RU montrent une résistance non négligeable à la cytotoxicité du TNF-a. Cette résistance est

supprimée si les cellules sont traitées simultanément par de la cycloheximide (Fig. 30). Ces

observations laissent à penser que l’activation du facteur NFkB pourrait être supérieure dans

les cellules RU, en comparaison des cellules parentales. Nous avons testé cette hypothèse en

transfectant les différents clones par un plasmide contenant trois sites de réponse à NFkB

associés à un promoteur minimal contrôlant le gène rapporteur luciférase (Fig. 34). Nous

avons observé que l’activation du promoteur par le TNF-a est systématiquement plus élevée

dans les clones RU (dans une moindre mesure dans le cas du clone RU2) que dans les cellules

parentales, ce qui suggère que l’activation du facteur NFkB est accrue dans les variants

résistants RU. Une telle propriété pourrait expliquer, du moins en partie, la résistance des

clones RU au TNF-a. Cependant, les résultats de ces transfection doivent être analysés avec

précaution car les activités luciférase absolues varient fort entre les clones ce qui pourrait

provenir d’une différence interclonale dans l’efficacité de transfection. Toutefois, les rapports

des activités luciférase entre échantillons traités et non traités sont systématiquement plus

élevés dans les clones RU par rapport aux cellules parentales. De plus, le fait que les clones

RU traités simultanément par le TNF-a et la cycloheximide deviennent entièrement sensibles

à la toxicité du TNF-a, est en accord avec la capacité accrue de ces clones à activer des gènes

de résistance à l’apoptose. Dans certaines cellules, dont la lignée U937, le facteur NFkB est

présent et actif de manière constitutive (May and Ghosh, 1997, Frankenberger et al., 1994).

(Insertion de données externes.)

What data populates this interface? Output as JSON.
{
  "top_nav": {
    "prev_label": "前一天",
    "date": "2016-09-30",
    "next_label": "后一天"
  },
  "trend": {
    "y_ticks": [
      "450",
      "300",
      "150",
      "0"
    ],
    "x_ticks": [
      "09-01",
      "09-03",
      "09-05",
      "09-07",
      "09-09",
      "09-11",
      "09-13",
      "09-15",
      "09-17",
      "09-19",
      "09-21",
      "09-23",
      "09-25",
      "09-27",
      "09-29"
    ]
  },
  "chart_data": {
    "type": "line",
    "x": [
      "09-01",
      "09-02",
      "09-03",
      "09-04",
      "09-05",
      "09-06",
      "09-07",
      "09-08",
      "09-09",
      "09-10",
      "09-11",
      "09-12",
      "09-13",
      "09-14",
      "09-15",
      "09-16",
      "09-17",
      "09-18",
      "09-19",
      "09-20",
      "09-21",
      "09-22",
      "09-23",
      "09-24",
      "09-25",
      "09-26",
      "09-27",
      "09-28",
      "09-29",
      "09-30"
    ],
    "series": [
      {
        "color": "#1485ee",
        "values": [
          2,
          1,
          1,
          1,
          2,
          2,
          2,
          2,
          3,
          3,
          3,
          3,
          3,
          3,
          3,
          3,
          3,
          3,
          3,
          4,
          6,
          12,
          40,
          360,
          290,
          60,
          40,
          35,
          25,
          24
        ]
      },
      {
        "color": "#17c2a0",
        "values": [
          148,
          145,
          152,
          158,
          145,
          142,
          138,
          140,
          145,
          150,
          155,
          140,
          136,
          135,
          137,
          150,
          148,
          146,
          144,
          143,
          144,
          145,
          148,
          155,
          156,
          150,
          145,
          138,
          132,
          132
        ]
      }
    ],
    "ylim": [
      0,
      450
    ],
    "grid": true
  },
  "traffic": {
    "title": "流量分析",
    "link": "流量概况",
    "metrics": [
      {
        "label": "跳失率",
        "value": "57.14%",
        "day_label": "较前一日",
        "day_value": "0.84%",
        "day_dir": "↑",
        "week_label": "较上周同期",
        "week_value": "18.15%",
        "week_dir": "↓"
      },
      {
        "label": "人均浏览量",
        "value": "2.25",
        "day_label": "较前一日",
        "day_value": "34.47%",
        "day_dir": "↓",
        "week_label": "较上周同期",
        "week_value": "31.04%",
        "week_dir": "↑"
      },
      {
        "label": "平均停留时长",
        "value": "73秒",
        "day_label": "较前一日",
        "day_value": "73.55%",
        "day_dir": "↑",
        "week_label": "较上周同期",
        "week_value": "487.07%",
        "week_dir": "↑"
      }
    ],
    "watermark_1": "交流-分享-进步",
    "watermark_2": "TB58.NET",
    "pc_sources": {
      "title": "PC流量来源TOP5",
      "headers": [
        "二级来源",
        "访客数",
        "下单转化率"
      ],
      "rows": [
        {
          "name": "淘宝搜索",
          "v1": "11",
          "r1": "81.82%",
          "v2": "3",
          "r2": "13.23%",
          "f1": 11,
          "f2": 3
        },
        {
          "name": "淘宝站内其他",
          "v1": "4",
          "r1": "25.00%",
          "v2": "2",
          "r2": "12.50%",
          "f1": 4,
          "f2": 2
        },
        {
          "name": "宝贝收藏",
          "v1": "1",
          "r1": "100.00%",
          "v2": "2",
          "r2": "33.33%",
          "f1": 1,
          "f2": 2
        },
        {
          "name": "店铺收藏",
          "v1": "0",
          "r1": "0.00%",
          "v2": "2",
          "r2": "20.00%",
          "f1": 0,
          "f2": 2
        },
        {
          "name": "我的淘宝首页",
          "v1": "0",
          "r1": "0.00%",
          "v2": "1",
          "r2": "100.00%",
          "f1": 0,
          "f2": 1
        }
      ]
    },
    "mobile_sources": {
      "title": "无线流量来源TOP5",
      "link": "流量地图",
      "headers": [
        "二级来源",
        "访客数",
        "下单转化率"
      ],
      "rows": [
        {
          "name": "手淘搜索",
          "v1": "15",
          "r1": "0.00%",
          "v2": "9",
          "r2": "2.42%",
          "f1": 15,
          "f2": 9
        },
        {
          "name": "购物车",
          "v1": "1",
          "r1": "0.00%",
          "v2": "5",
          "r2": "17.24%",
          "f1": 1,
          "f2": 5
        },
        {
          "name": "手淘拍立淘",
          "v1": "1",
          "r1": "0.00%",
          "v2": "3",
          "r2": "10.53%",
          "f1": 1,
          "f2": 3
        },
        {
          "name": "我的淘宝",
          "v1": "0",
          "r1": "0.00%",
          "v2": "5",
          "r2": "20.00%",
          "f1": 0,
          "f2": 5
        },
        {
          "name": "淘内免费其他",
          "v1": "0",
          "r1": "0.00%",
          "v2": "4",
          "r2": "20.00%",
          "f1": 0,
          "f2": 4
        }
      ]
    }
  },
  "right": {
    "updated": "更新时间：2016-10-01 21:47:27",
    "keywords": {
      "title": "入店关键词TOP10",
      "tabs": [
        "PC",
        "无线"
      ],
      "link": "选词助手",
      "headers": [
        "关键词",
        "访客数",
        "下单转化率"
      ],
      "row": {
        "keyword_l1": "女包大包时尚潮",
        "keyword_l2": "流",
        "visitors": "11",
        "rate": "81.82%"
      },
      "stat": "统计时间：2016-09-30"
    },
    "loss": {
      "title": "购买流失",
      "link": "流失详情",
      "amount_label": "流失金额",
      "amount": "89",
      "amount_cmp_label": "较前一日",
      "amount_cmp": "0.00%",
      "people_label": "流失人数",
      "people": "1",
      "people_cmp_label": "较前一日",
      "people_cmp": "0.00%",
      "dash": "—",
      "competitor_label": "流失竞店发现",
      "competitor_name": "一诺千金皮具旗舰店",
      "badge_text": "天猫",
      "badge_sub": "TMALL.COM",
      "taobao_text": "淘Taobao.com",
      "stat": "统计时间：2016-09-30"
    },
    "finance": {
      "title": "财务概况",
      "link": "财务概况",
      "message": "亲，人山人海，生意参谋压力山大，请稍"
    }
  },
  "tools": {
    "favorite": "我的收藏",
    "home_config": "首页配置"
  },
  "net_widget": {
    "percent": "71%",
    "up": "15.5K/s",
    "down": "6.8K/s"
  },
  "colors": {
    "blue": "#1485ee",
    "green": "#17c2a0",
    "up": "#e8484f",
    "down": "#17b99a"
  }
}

Nous avons, dans un premier temps testé la présence du facteur NFkB dans les noyaux des

cellules U937 parentales et des dérivées RU en absence de toute induction, par la technique de

retard électrophorétique sur gel de polyacrylamide. La Figure 35 montre la présence dans les

clones RU (en particulier dans le clone RUl) d’un complexe supplémentaire, absent des

72

extraits nucléaires des cellules parentales. La nature et la signification de ce complexe ne sont

pas déterminés, mais l’implication de NFkB dans la survie cellulaire et la défense

antimicrobienne laisse entrevoir un rôle possible du complexe NFkB spécifique des clones

RU dans la résistance de ces cellules à l’induction d’apoptose par les parvovirus. Des

expériences de „supershift“ utilisant des anticorps dirigés contre les différents membres de la

famille Rel/NFKB permettraient de déterminer quelles sont les protéines prenant part à la

formation du complexe en question. Le TNF-a conduit à la translocation nucléaire d’au moins

5 dimères dans la lignée humaine Hela. Il s’agit des complexes P50/P65, P50/c-Rel, P65/c-

Rel, P52/c-rel et P52/P65 (Beg and Baldwin, 1994), toutefois la fonction de chaque complexe

n’est pas déterminée. NFkB peut être activé par les dérivés activés de l’oxygène (Los et al.,

1995) et semble être impliqué dans la réponse antivirale vis-à-vis du virus VIH (May and

Ghosh, 1997). De plus, une molécule apparentée au membre pl00/pl05 de la famille NFkB

(nommée „relish“) a été identifiée chez la Drosophile comme étant impliquée dans la réponse

antibactérienne (Dushay et al., 1996).